Very close. He was very close. He was—oh God. He spilled over the edge, his wet semen painting them both. For a second, his mind could not function. There was nothing but that achingly perfect pleasure. The absolute joy of touching someone he knew so well. Someone who trusted him. Who believed in him. Someone who thought that he could be so much. It couldn’t be better.

Then John kissed him. “Let me find a cloth.”

It was better. There was a little water still in the canteen, and even though it was half-freezing, having someone take care of him with such tenderness, being able to return the favor… It undid Henry. More even than the sex.

They curled up in the blankets afterward. Their arms, curled around one another, spoke all the words they had not yet said.

It hadn’t been goodbye. It had been everything Henry wanted—desire, affection, a promise of what they could have.

It had been a promise of an illusion, like saying the cheese was delicious. No matter how their bodies had lied, the truth was simple. Henry looked into John’s eyes afterward, trying to find the right words to say.

John found them first. “You’re going back.”

“I’m going back.” Henry shut his eyes. “You’re necessary, John.
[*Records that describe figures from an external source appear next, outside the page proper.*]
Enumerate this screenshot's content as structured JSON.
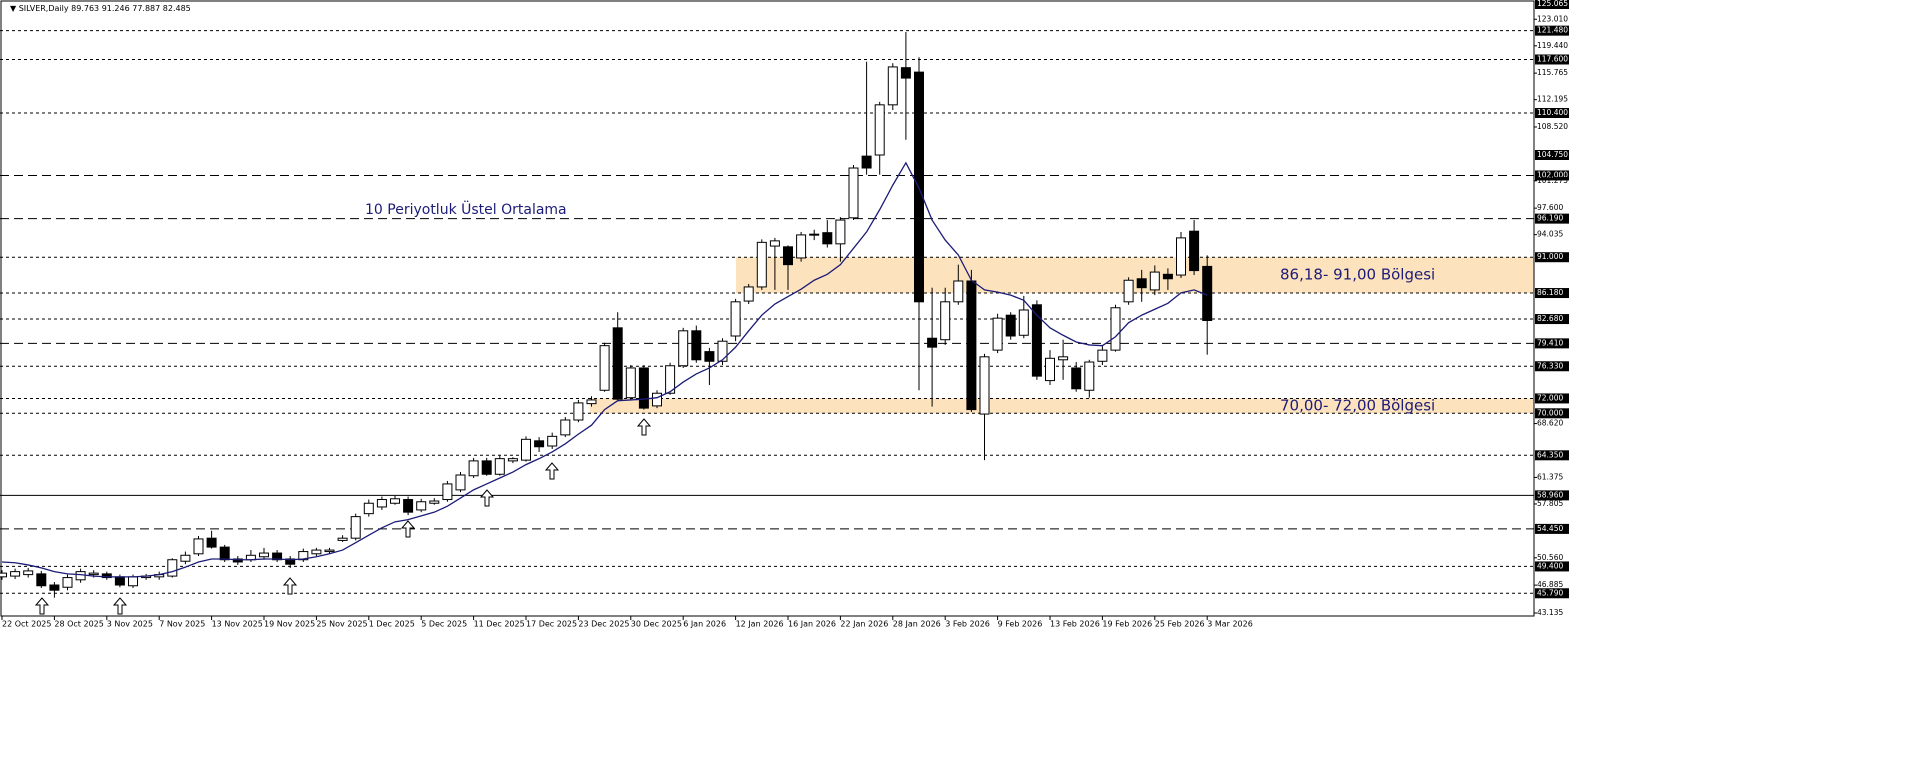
{
  "chart_data": {
    "type": "candlestick",
    "title": "SILVER,Daily",
    "annotation": "10 Periyotluk Üstel Ortalama",
    "categories": [
      "22 Oct 2025",
      null,
      null,
      null,
      "28 Oct 2025",
      null,
      null,
      null,
      "3 Nov 2025",
      null,
      null,
      null,
      "7 Nov 2025",
      null,
      null,
      null,
      "13 Nov 2025",
      null,
      null,
      null,
      "19 Nov 2025",
      null,
      null,
      null,
      "25 Nov 2025",
      null,
      null,
      null,
      "1 Dec 2025",
      null,
      null,
      null,
      "5 Dec 2025",
      null,
      null,
      null,
      "11 Dec 2025",
      null,
      null,
      null,
      "17 Dec 2025",
      null,
      null,
      null,
      "23 Dec 2025",
      null,
      null,
      null,
      "30 Dec 2025",
      null,
      null,
      null,
      "6 Jan 2026",
      null,
      null,
      null,
      "12 Jan 2026",
      null,
      null,
      null,
      "16 Jan 2026",
      null,
      null,
      null,
      "22 Jan 2026",
      null,
      null,
      null,
      "28 Jan 2026",
      null,
      null,
      null,
      "3 Feb 2026",
      null,
      null,
      null,
      "9 Feb 2026",
      null,
      null,
      null,
      "13 Feb 2026",
      null,
      null,
      null,
      "19 Feb 2026",
      null,
      null,
      null,
      "25 Feb 2026",
      null,
      null,
      null,
      "3 Mar 2026"
    ],
    "open": [
      48.0,
      48.1,
      48.3,
      48.4,
      46.9,
      46.6,
      47.6,
      48.3,
      48.4,
      48.0,
      46.8,
      47.9,
      48.0,
      48.1,
      50.1,
      51.1,
      53.2,
      52.0,
      50.4,
      50.3,
      50.7,
      51.2,
      50.4,
      50.3,
      51.1,
      51.4,
      52.9,
      53.2,
      56.5,
      57.4,
      57.9,
      58.4,
      57.0,
      57.9,
      58.4,
      59.7,
      61.6,
      63.6,
      61.8,
      63.6,
      63.7,
      66.3,
      65.6,
      67.1,
      69.1,
      71.3,
      73.1,
      81.5,
      72.1,
      76.1,
      71.0,
      72.7,
      76.4,
      81.1,
      78.3,
      77.0,
      80.4,
      85.1,
      87.0,
      92.5,
      92.4,
      90.9,
      94.0,
      94.3,
      92.8,
      96.3,
      104.6,
      104.75,
      111.5,
      116.5,
      115.9,
      80.1,
      79.9,
      85.0,
      87.8,
      69.9,
      78.5,
      83.2,
      80.5,
      84.6,
      74.4,
      77.2,
      76.1,
      73.1,
      77.0,
      78.5,
      85.0,
      88.1,
      86.6,
      88.7,
      88.6,
      94.5,
      89.763
    ],
    "high": [
      48.9,
      49.1,
      49.2,
      48.8,
      47.3,
      48.3,
      49.1,
      48.9,
      48.7,
      48.3,
      48.3,
      48.4,
      48.7,
      50.5,
      51.4,
      53.5,
      54.2,
      52.3,
      50.8,
      51.6,
      51.9,
      51.6,
      50.8,
      51.8,
      51.9,
      51.9,
      53.6,
      56.5,
      58.4,
      58.8,
      58.9,
      58.8,
      58.5,
      58.6,
      60.9,
      62.1,
      64.0,
      64.0,
      64.3,
      64.1,
      66.9,
      66.8,
      67.4,
      69.5,
      71.8,
      72.3,
      79.5,
      83.6,
      76.5,
      76.5,
      73.1,
      76.8,
      81.5,
      81.8,
      78.8,
      80.1,
      85.4,
      87.4,
      93.4,
      93.6,
      92.6,
      94.4,
      94.7,
      96.0,
      96.4,
      103.4,
      117.3,
      111.9,
      117.1,
      121.3,
      117.9,
      86.9,
      86.9,
      90.0,
      89.3,
      78.0,
      83.4,
      83.6,
      85.8,
      85.2,
      78.5,
      79.9,
      76.9,
      77.2,
      79.2,
      84.6,
      88.3,
      89.3,
      89.9,
      89.5,
      94.4,
      96.0,
      91.246
    ],
    "low": [
      47.6,
      47.7,
      47.9,
      46.5,
      45.2,
      46.2,
      47.2,
      47.9,
      47.6,
      46.6,
      46.5,
      47.6,
      47.6,
      47.9,
      49.7,
      50.8,
      51.8,
      50.0,
      49.6,
      50.0,
      50.3,
      50.0,
      49.2,
      50.0,
      50.8,
      51.1,
      52.7,
      52.9,
      56.1,
      57.0,
      57.7,
      56.3,
      56.7,
      57.7,
      58.1,
      59.4,
      61.3,
      61.6,
      61.6,
      63.3,
      63.5,
      64.8,
      65.2,
      66.8,
      68.8,
      70.9,
      72.9,
      71.6,
      71.8,
      70.5,
      70.7,
      72.5,
      76.1,
      76.8,
      73.8,
      76.5,
      79.7,
      84.7,
      86.6,
      86.6,
      86.6,
      90.4,
      93.3,
      92.3,
      90.4,
      96.0,
      102.1,
      102.1,
      110.8,
      106.8,
      73.1,
      70.9,
      79.2,
      84.6,
      70.2,
      63.7,
      78.1,
      79.9,
      80.1,
      74.5,
      73.8,
      74.5,
      72.9,
      72.1,
      76.5,
      78.3,
      84.6,
      85.0,
      85.9,
      86.6,
      88.2,
      88.6,
      77.887
    ],
    "close": [
      48.5,
      48.7,
      48.8,
      46.8,
      46.2,
      47.9,
      48.7,
      48.5,
      47.9,
      46.9,
      48.0,
      48.1,
      48.3,
      50.3,
      50.9,
      53.1,
      52.0,
      50.3,
      50.0,
      50.9,
      51.2,
      50.3,
      49.7,
      51.4,
      51.6,
      51.6,
      53.2,
      56.1,
      57.9,
      58.4,
      58.5,
      56.7,
      58.1,
      58.2,
      60.5,
      61.7,
      63.6,
      61.8,
      63.9,
      63.9,
      66.5,
      65.5,
      66.9,
      69.1,
      71.4,
      71.8,
      79.1,
      71.9,
      76.1,
      70.7,
      72.7,
      76.4,
      81.1,
      77.2,
      77.0,
      79.7,
      85.0,
      87.0,
      93.0,
      93.2,
      90.0,
      94.0,
      94.1,
      92.8,
      96.0,
      103.0,
      103.0,
      111.5,
      116.6,
      115.1,
      85.0,
      78.9,
      85.0,
      87.8,
      70.5,
      77.6,
      82.8,
      80.4,
      83.9,
      75.0,
      77.4,
      77.6,
      73.3,
      76.9,
      78.5,
      84.2,
      87.9,
      86.9,
      89.0,
      88.1,
      93.6,
      89.2,
      82.485
    ],
    "up_color": "#ffffff",
    "down_color": "#000000",
    "ema": {
      "color": "#1c1c78",
      "values": [
        50.0,
        49.9,
        49.6,
        49.2,
        48.7,
        48.4,
        48.3,
        48.1,
        48.0,
        48.0,
        48.0,
        48.1,
        48.3,
        48.7,
        49.3,
        50.0,
        50.4,
        50.4,
        50.3,
        50.3,
        50.4,
        50.4,
        50.3,
        50.4,
        50.7,
        51.1,
        51.6,
        52.6,
        53.6,
        54.6,
        55.4,
        55.7,
        56.2,
        56.7,
        57.5,
        58.6,
        59.7,
        60.5,
        61.3,
        62.1,
        63.1,
        63.9,
        64.8,
        65.9,
        67.2,
        68.4,
        70.5,
        71.7,
        71.8,
        71.9,
        72.1,
        72.9,
        74.2,
        75.3,
        76.1,
        77.2,
        78.9,
        81.1,
        83.2,
        84.7,
        85.7,
        86.7,
        87.9,
        88.7,
        90.0,
        92.2,
        94.4,
        97.4,
        100.7,
        103.7,
        100.3,
        96.0,
        93.3,
        91.3,
        87.9,
        86.6,
        86.3,
        85.9,
        85.2,
        83.2,
        81.5,
        80.5,
        79.6,
        79.2,
        79.1,
        80.3,
        82.2,
        83.2,
        84.0,
        84.8,
        86.2,
        86.6,
        85.9
      ]
    },
    "ylim": [
      43.135,
      125.065
    ],
    "yticks": [
      {
        "value": 123.01,
        "label": "123.010"
      },
      {
        "value": 119.44,
        "label": "119.440"
      },
      {
        "value": 115.765,
        "label": "115.765"
      },
      {
        "value": 112.195,
        "label": "112.195"
      },
      {
        "value": 108.52,
        "label": "108.520"
      },
      {
        "value": 101.275,
        "label": "101.275"
      },
      {
        "value": 97.6,
        "label": "97.600"
      },
      {
        "value": 94.035,
        "label": "94.035"
      },
      {
        "value": 68.62,
        "label": "68.620"
      },
      {
        "value": 61.375,
        "label": "61.375"
      },
      {
        "value": 57.805,
        "label": "57.805"
      },
      {
        "value": 50.56,
        "label": "50.560"
      },
      {
        "value": 46.885,
        "label": "46.885"
      },
      {
        "value": 43.135,
        "label": "43.135"
      }
    ],
    "levels": [
      {
        "value": 125.065,
        "label": "125.065",
        "style": "none"
      },
      {
        "value": 121.48,
        "label": "121.480"
      },
      {
        "value": 117.6,
        "label": "117.600"
      },
      {
        "value": 110.4,
        "label": "110.400"
      },
      {
        "value": 104.75,
        "label": "104.750",
        "style": "none"
      },
      {
        "value": 102,
        "label": "102.000",
        "style": "long-dash"
      },
      {
        "value": 96.19,
        "label": "96.190",
        "style": "long-dash"
      },
      {
        "value": 91,
        "label": "91.000"
      },
      {
        "value": 86.18,
        "label": "86.180"
      },
      {
        "value": 82.68,
        "label": "82.680"
      },
      {
        "value": 79.41,
        "label": "79.410",
        "style": "long-dash"
      },
      {
        "value": 76.33,
        "label": "76.330"
      },
      {
        "value": 72,
        "label": "72.000"
      },
      {
        "value": 70,
        "label": "70.000"
      },
      {
        "value": 64.35,
        "label": "64.350"
      },
      {
        "value": 58.96,
        "label": "58.960",
        "style": "solid"
      },
      {
        "value": 54.45,
        "label": "54.450",
        "style": "long-dash"
      },
      {
        "value": 49.4,
        "label": "49.400"
      },
      {
        "value": 45.79,
        "label": "45.790"
      }
    ],
    "zones": [
      {
        "label": "86,18- 91,00 Bölgesi",
        "from": 86.18,
        "to": 91,
        "color": "#fde3bd"
      },
      {
        "label": "70,00- 72,00 Bölgesi",
        "from": 70,
        "to": 72,
        "color": "#fde3bd"
      }
    ],
    "grid": false
  }
}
I need to know that I’m necessary, too. That I can be…” He trailed off.

He didn’t have to finish the sentence.

John trailed his fingers along his shoulder. “We hold these truths to be self-evident,” he whispered, “that all men are created equal, that they are endowed by their Creator with certain unalienable rights, that among these are life, liberty, and the pursuit of…”

John trailed off, shutting his eyes. For one heart-stopping moment, Henry wanted to be the thing John was pursuing. He wanted to be on that list of vital necessities. He wanted to dream that he could be so important.

“Home,” John said instead. “The pursuit of home.”

It wasn’t home in the Declaration, but happiness. Happiness was here. It was evident in the flutter of John’s fingers down his arm, the way their bodies fit together. Happiness was laughing with a man who let their conversation ebb and flow and never called him an idiot for the rapidly turning tide of his thoughts.

Happiness was this journey, and it was coming to an end.

Henry shut his eyes and tried to imagine going back to England. Back to his family. Nothing, still.

“Go,” John whispered, brushing his hair back. “Pursue.”